Kui Hong tertegun. Tidak percaya. Ia tahu bahwa Sim Ki Liong lihai, dan belum tentu ia akan dapat mengalahkan bekas murid kakek dan neneknya ini dengan mudah. Bagaimana kini pemuda itu menyerah begitu saja, rela dihukum mati sekalipun, tanpa melawan?

"Sim Ki Liong!" bentaknya dengan gemas. "Cabut senjatamu! Aku tidak sudi menyerang orang yang tidak melawan. Jangan menjadi pengecut engkau!"

Tiba-tiba Ki Liong menjatuhkan diri berutut, tidak menghadap Kui Hong, melainkan ke arah selatan, lalu terdengar suaranya penuh kedukaan dan penyesalan,

"Suhu dan subo telah mendidik teecu, telah mencurahkan kasih sayang dan melimpahkan ilmu-ilmu, akan tetapi teecu telah membalasnya dengan pengkhianatan. Teecu merasa bersalah, dan kalau suhu dan subo mengutus nona Cia Kui Hong untuk menghukum teecu, maka teecu menerimanya dengan rela. Mohon suhu dan subo memberi ampun agar arwah teecu tidak terlalu tersiksa."

Mendengar ini, Kui Hong mengerutkan alisnya. Ia masih menganggap bahwa Ki Liong berpura-pura atau bersandiwara agar ia merasa iba. Maka ia berkata lantang,

"Bagus, kalau begitu, biar aku mewakili kakek dan nenek memberi hukuman mati, hitung-hitung aku melenyapkan seorang manusia iblis yang mengacaukan dunia!"

Ia melangkah maju dan Ki Liong menundukkan kepala, seolah menjulurkan lehernya, siap untuk menerima pancungan pedang Kui Hong.

"Enci Kui Hong, jangan……..!!"

Tiba-tiba Mayang meloncat meninggalkan Ang-hong-cu dan teriakan ini mengejutkan Kui Hong sehingga ia menahan gerakan pedangnya. Mayang kini berdiri di depan Kui Hong, membelakangi Ki Liong yang masih berlutut.

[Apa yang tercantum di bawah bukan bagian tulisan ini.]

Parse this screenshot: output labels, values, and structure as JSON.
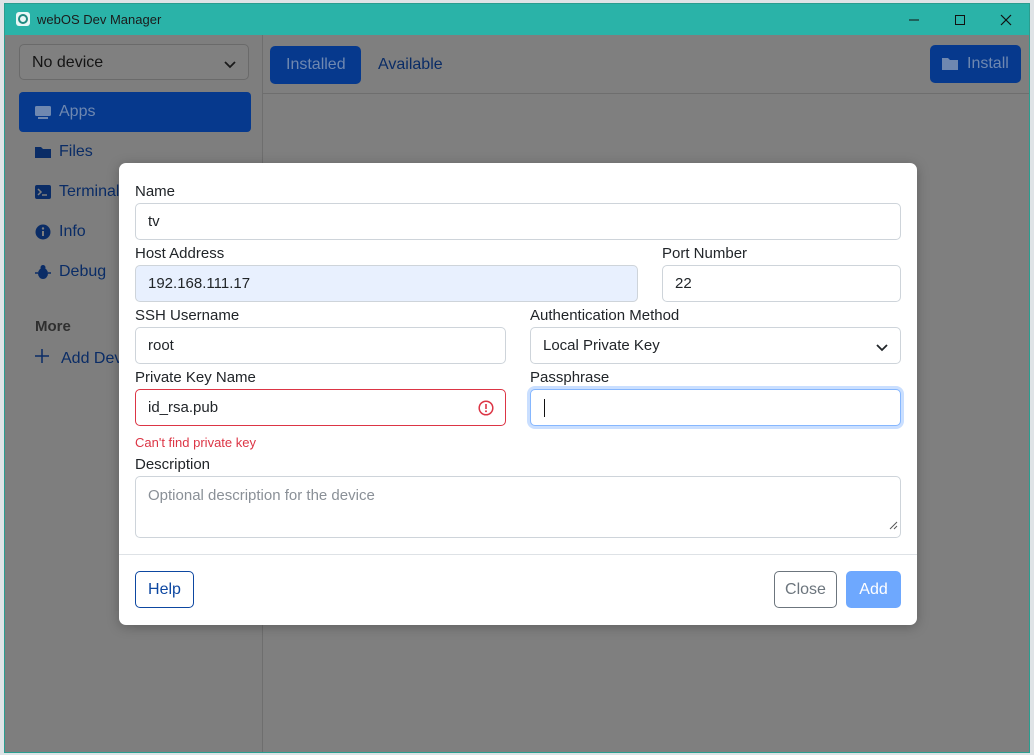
{
  "window": {
    "title": "webOS Dev Manager"
  },
  "sidebar": {
    "device_select": "No device",
    "items": [
      {
        "label": "Apps",
        "icon": "computer-icon"
      },
      {
        "label": "Files",
        "icon": "folder-icon"
      },
      {
        "label": "Terminal",
        "icon": "terminal-icon"
      },
      {
        "label": "Info",
        "icon": "info-icon"
      },
      {
        "label": "Debug",
        "icon": "bug-icon"
      }
    ],
    "section_title": "More",
    "add_device": "Add Device"
  },
  "main": {
    "tabs": [
      {
        "label": "Installed"
      },
      {
        "label": "Available"
      }
    ],
    "install_label": "Install"
  },
  "dialog": {
    "name_label": "Name",
    "name_value": "tv",
    "host_label": "Host Address",
    "host_value": "192.168.111.17",
    "port_label": "Port Number",
    "port_value": "22",
    "ssh_user_label": "SSH Username",
    "ssh_user_value": "root",
    "auth_label": "Authentication Method",
    "auth_value": "Local Private Key",
    "key_label": "Private Key Name",
    "key_value": "id_rsa.pub",
    "key_error": "Can't find private key",
    "pass_label": "Passphrase",
    "pass_value": "",
    "desc_label": "Description",
    "desc_placeholder": "Optional description for the device",
    "help_label": "Help",
    "close_label": "Close",
    "add_label": "Add"
  },
  "colors": {
    "titlebar": "#2ab3a8",
    "primary": "#0d47a1",
    "danger": "#dc3545",
    "add_button": "#6ea8fe"
  }
}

"Enci Kui Hong, jangan bunuh dia!"

Kui Hong mengerutkan alisnya dan memandang dengan galak.
“Mayang, dia seorang yang jahat sekali! Minggirlah, dia harus dilenyapkan dari permukaan bumi!”

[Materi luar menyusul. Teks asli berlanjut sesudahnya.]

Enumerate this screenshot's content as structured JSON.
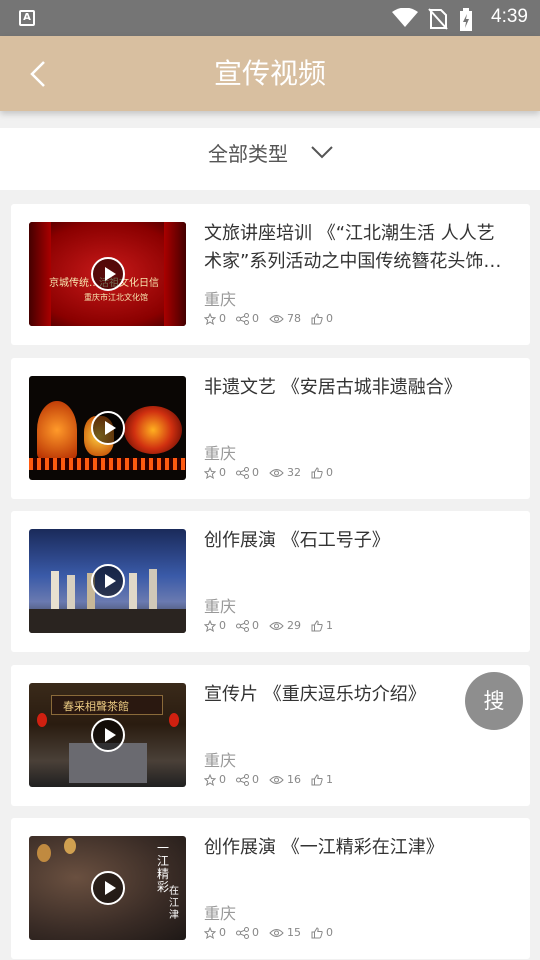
{
  "status_bar": {
    "time": "4:39",
    "app_icon_letter": "A"
  },
  "nav": {
    "title": "宣传视频",
    "back_icon": "chevron-left-icon"
  },
  "filter": {
    "label": "全部类型",
    "icon": "chevron-down-icon"
  },
  "search_fab": {
    "label": "搜"
  },
  "colors": {
    "nav_bg": "#d8bfa0",
    "fab_bg": "#8e8e8e"
  },
  "videos": [
    {
      "title": "文旅讲座培训 《“江北潮生活 人人艺术家”系列活动之中国传统簪花头饰…",
      "city": "重庆",
      "favorites": "0",
      "shares": "0",
      "views": "78",
      "likes": "0"
    },
    {
      "title": "非遗文艺 《安居古城非遗融合》",
      "city": "重庆",
      "favorites": "0",
      "shares": "0",
      "views": "32",
      "likes": "0"
    },
    {
      "title": "创作展演 《石工号子》",
      "city": "重庆",
      "favorites": "0",
      "shares": "0",
      "views": "29",
      "likes": "1"
    },
    {
      "title": "宣传片 《重庆逗乐坊介绍》",
      "city": "重庆",
      "favorites": "0",
      "shares": "0",
      "views": "16",
      "likes": "1"
    },
    {
      "title": "创作展演 《一江精彩在江津》",
      "city": "重庆",
      "favorites": "0",
      "shares": "0",
      "views": "15",
      "likes": "0"
    }
  ],
  "thumb_text": {
    "t1_line1": "京城传统…活祖文化日信",
    "t1_line2": "重庆市江北文化馆",
    "t4_sign": "春采相聲茶館",
    "t5_big": "一江精彩",
    "t5_side": "在江津"
  }
}
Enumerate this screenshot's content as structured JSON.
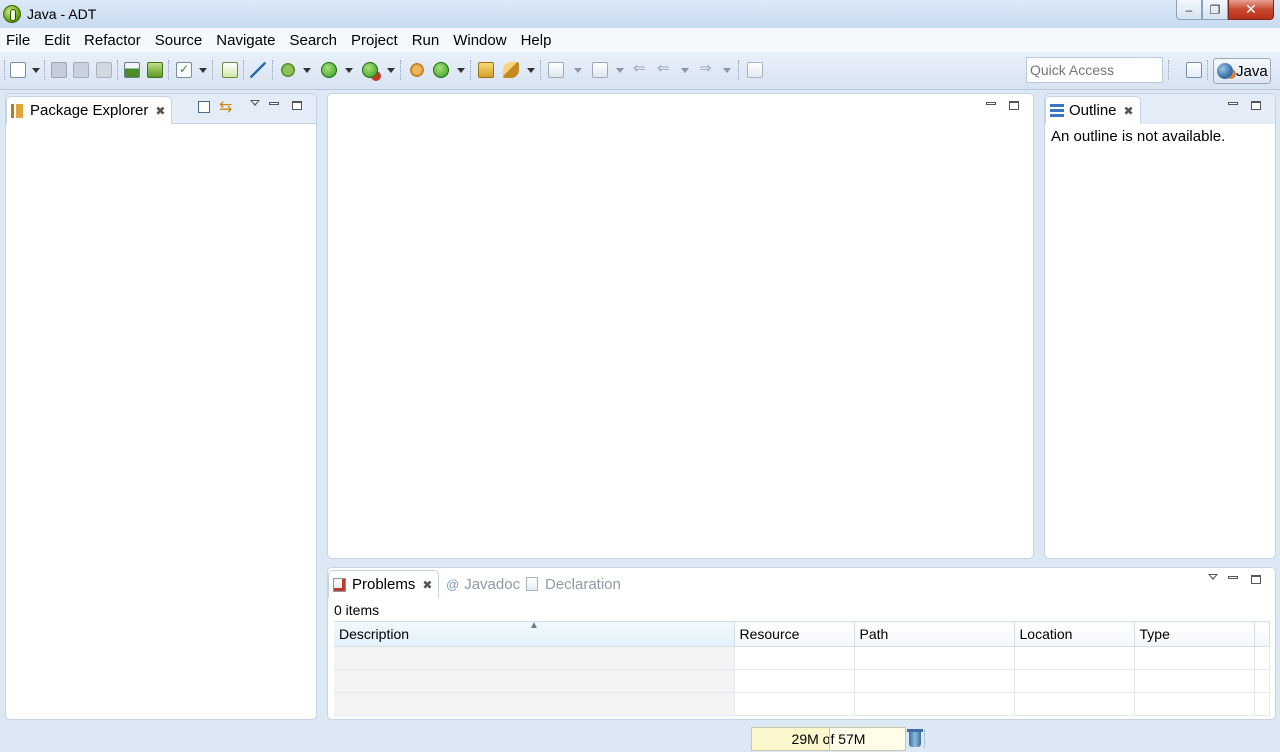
{
  "window": {
    "title": "Java - ADT"
  },
  "menu": [
    "File",
    "Edit",
    "Refactor",
    "Source",
    "Navigate",
    "Search",
    "Project",
    "Run",
    "Window",
    "Help"
  ],
  "toolbar": {
    "quick_access_placeholder": "Quick Access",
    "perspective_label": "Java"
  },
  "package_explorer": {
    "tab_label": "Package Explorer"
  },
  "outline": {
    "tab_label": "Outline",
    "message": "An outline is not available."
  },
  "bottom_panel": {
    "tabs": [
      {
        "label": "Problems",
        "active": true
      },
      {
        "label": "Javadoc",
        "active": false
      },
      {
        "label": "Declaration",
        "active": false
      }
    ],
    "items_count": "0 items",
    "columns": [
      "Description",
      "Resource",
      "Path",
      "Location",
      "Type"
    ]
  },
  "status": {
    "heap": "29M of 57M"
  },
  "icons": {
    "app": "eclipse-adt-icon",
    "toolbar": [
      "new-icon",
      "save-icon",
      "save-all-icon",
      "print-icon",
      "import-icon",
      "sdk-manager-icon",
      "task-icon",
      "lint-icon",
      "skip-breakpoints-icon",
      "debug-icon",
      "run-icon",
      "external-tools-icon",
      "new-package-icon",
      "new-class-icon",
      "open-type-icon",
      "search-icon",
      "next-annotation-icon",
      "prev-annotation-icon",
      "last-edit-icon",
      "back-icon",
      "forward-icon",
      "pin-editor-icon"
    ]
  }
}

“Tidak, enci Kui Hong! Biarpun dia pernah tersesat, namun dia telah menyadarinya dan bertaubat. Bahkan dia telah menyelamatkan aku. Tidak, kalau engkau memaksa hendak membunuhnya, kau bunuh aku lebih dulu, enci Kui Hong!”

Ucapan Mayang ini membuat Ki Liong terbelalak dan sinar kegembiraan memancar dari sepasang matanya.

“Adik Mayang, jangan engkau membelaku seperti itu. Aku tidak berharga…….."

"Mayang, minggir kau!” Kui Hong membentak.

"Tidak, enci!" Suara Mayang tegas sekali sehingga Kui Hong tertegun.

"Aih, Mayang. Ada apa dengan engkau? Kenapa engkau mendadak melindungi Sim Ki Liong?" tanyanya, penasaran.

"Enci Kui Hong, karena dia mencintaku, dan aku….. aku cinta padanya. Aku pernah mencinta Hay-koko, akan tetapi ternyata kami masih saudara seayah sehingga terpaksa aku berpisah darinya. Sekarang, jangan engkau memaksa aku berpisah pula dari orang yang kucinta."

Semua orang terbelalak, kagum akan keberanian dan ketulusan hati gadis peranakan Tibet itu, juga terharu. Akan tetapi Kui Hong yang marah sekali kepada Ki Liong, mengerutkan alisnya.

"Mayang, jangan memaksa aku untuk merobohkanmu lebih dulu agar aku dapat membunuh keparat itu."